Your brain gets thousands, and maybe millions of sensory inputs daily. Biologically, some of these may be important to your survival, but most are unimportant. During sleep, it is theorized that your brain sorts through these inputs of the day, and figures out what to keep in long term memory, and what to delete.
So REM appears important for remembering as well as forgetting.
And experimental evidence seems to support this because for example people with traumatic memories can cope better if they get more REM sleep.
It has also been shown, that when people are learning new skills like learning a new language, dreams increase while they go to sleep.
But if dreams are just a way to defragment the hard drive our brains, why do some people have some of their most creative thoughts, like the structure of DNA or songs like Yeterday, through their dreams?
Scientists have proposed that during sleep, biologically our brains are not required to focus on survival activities. From an evolutionary perspective, our brain functions are biased to keep us alive, to focus on things that help us eat and avoid predators and danger. This bias is reduced or gone during sleep.
Researchers have found that during REM sleep, our minds, with the burden of survival being turned off, and the logic portion of our brain, in the prefrontal cortex turned off, we can freely associate ideas and thoughts and perhaps try out different combinations without the constraints of logic or survival bias in our brain.
This can allow some of the wildest and creative ideas, that would not usually happen during waking hours, to happen. It can also allow us to see solutions to problems we might not consciously or logically see while awake.
So if you’re stuck on something, or have writer’s block, try getting more sleep.
But there is also a theory that dreams don’t serve any function at all.

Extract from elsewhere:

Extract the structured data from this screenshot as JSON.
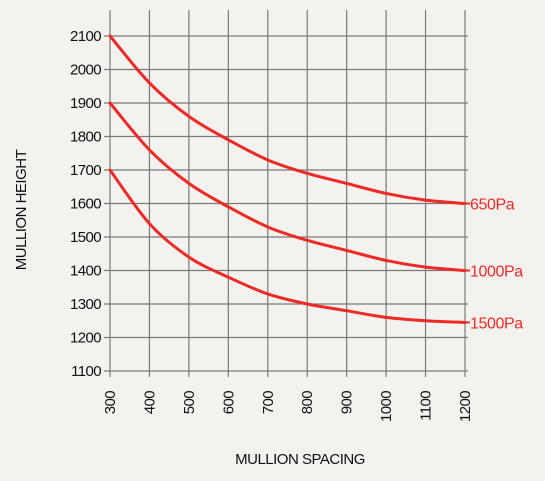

Owen Flanagan, Professor of Philosophy at Duke University, thinks that the brain is just firing certain sets of neurons randomly. And dreaming is just our brain vaguely trying to make sense of it all.
Could it be that it is all really just meaningless?
From a Darwinian perspective, our mental tendencies usually have some evolutionary purpose. Dreams must have fulfilled some biological requirement that gave us some benefit for natural selection, otherwise, we probably would not have retained this function.
According to Antti Revonsuo, Professor at the University of Turku in Finland, dreams prepare humans for recognizing and avoiding danger by presenting a simulation of threating events. This is called the threat-simulation theory.
And according to a 2012 paper written by Ioannis Tsoukalas, PhD student at Stockholm University, REM sleep and dreaming is evolved out of a primordial defense reflex called tonic immobility. This is survival by playing possum, that is, feigning death. Predators usually don’t attack animals that they think are dead. This is common in vertebrates and invertebrates. Tsoukalas thinks REM and dreaming evolved from this evolutionary mechanism.
Although there doesn’t seem to be any evidence that the content of our dreams have any profound meaning, the biological purpose appears to be more clear cut. Dreams help the brain function better, and probably give us advantages in terms of creativity, problem solving and danger avoidance.
That being said, one 2009 study found that 56% of Americans, 65% of South Koreans, and 74% of Indians believed that the content of their dreams provided them with meaningful insights about their lives, and were a window into their unconscious thoughts. So no matter what science has to say, dreams will probably continue to fascinate and hold special meanings for many people.